Urenco Ltd. is looking at building a uranium enrichment plant using the gas centrifuge process in the United States.
By Bill Bartleman firstname.lastname@example.org
"We see it as a commercial opportunity to deploy our technology in the United States," said Peter Lenny, CEO of Urenco Inc., the company's U.S. subsidiary. "We have not made a final decision, but are very seriously considering it. It is looking very favorable at this point in time."
Charles Yulish, a USEC spokesman, declined to comment on the Urenco reports. However, he said USEC is continuing its plans to develop more efficient technology to incorporate into a new plant.
USEC currently supplies about 40 percent of the world's nuclear fuel, while Urenco supplies about 12 percent.
Urenco's top officials from Europe visited Capitol Hill in recent days to make preliminary contacts with the Nuclear Regulatory Commission and Bush administration. If meetings go well and there is a corporate decision to build a new plant, a partnership will be formed with U.S.-based companies to build a $1 billion facility, Lenny said.
He expected it would be some of the same companies involved in a similar project seven years ago in Louisiana. Those plans were dropped for several reasons, including environmental objections.
Two companies involved in that venture were Duke Energy and Exelon, two of the nation's leading suppliers of power. Those and other companies are promoting a revival of using nuclear power to produce electricity.

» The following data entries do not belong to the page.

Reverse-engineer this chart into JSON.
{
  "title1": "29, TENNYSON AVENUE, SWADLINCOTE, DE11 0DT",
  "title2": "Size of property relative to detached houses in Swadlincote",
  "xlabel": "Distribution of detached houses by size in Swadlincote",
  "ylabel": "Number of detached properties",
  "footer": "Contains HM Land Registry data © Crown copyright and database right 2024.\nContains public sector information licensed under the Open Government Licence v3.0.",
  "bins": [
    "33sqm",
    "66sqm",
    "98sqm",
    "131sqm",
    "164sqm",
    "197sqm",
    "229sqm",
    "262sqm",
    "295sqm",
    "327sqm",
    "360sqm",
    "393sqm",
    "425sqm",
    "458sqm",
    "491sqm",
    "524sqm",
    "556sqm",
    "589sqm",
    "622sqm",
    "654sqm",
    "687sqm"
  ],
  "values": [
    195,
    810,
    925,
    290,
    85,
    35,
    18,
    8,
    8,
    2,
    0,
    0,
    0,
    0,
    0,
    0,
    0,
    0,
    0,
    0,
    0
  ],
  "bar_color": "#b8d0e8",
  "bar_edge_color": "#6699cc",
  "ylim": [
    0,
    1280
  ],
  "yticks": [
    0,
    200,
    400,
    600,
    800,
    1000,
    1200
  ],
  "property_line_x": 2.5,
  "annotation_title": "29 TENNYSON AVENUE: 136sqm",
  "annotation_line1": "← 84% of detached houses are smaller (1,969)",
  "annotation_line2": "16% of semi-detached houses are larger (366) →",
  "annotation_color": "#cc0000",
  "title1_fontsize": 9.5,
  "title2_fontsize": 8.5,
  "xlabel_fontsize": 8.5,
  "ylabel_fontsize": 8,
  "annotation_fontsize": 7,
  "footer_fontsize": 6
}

"We are encouraged because this is a good business opportunity and because the major utilities want it (a new domestic supplier of nuclear fuel) to happen," Lenny said. He said utility companies' concerns include the price of domestic nuclear fuel and the reliability of the supply.
USEC, which took over the domestic uranium enrichment operations from the federal government four years ago, has faced financial problems caused by increased competition and high production costs using the 50-year-old gaseous diffusion technology.
Lenny said if plans are approved by Urenco executives, officials will begin meeting early next year with the NRC to discuss the licensing process. Late next year, a site would be selected and a formal NRC application would be filed.
Lenny said it is premature to speculate on potential sites, but said one with a history of nuclear fuel production will likely be selected.
"We learned a lesson in Louisiana that we must go where we are wanted," Lenny said. "And the sites where we think we will be wanted are those that have experience with the nuclear industry."
He acknowledged that Paducah and Portsmouth, Ohio, would probably be on the site list, as well as locations of government-run nuclear facilities. USEC closed an enrichment plant in Portsmouth last summer.
Lenny said many factors will be considered in selecting a site.
The $1 billion plant would use the gas centrifuge process, which is more efficient because it uses a fraction of the Paducah plant's electricity. In Paducah, the cost of power accounts for about 70 percent of nuclear fuel costs.
Urenco was formed in the 1970s as a joint Dutch, German and British initiative to develop efficient methods of producing nuclear fuel.
Earlier this year, USEC filed a complaint with the U.S. Department of Commerce accusing Urenco and others of violating trade regulations by dumping low-cost nuclear fuel on the U.S. market. It said the low price was the result of subsidies from foreign governments, which isn't allowed under U.S. import laws.
USEC has asked federal officials to impose anti-dumping duties on the imported fuel.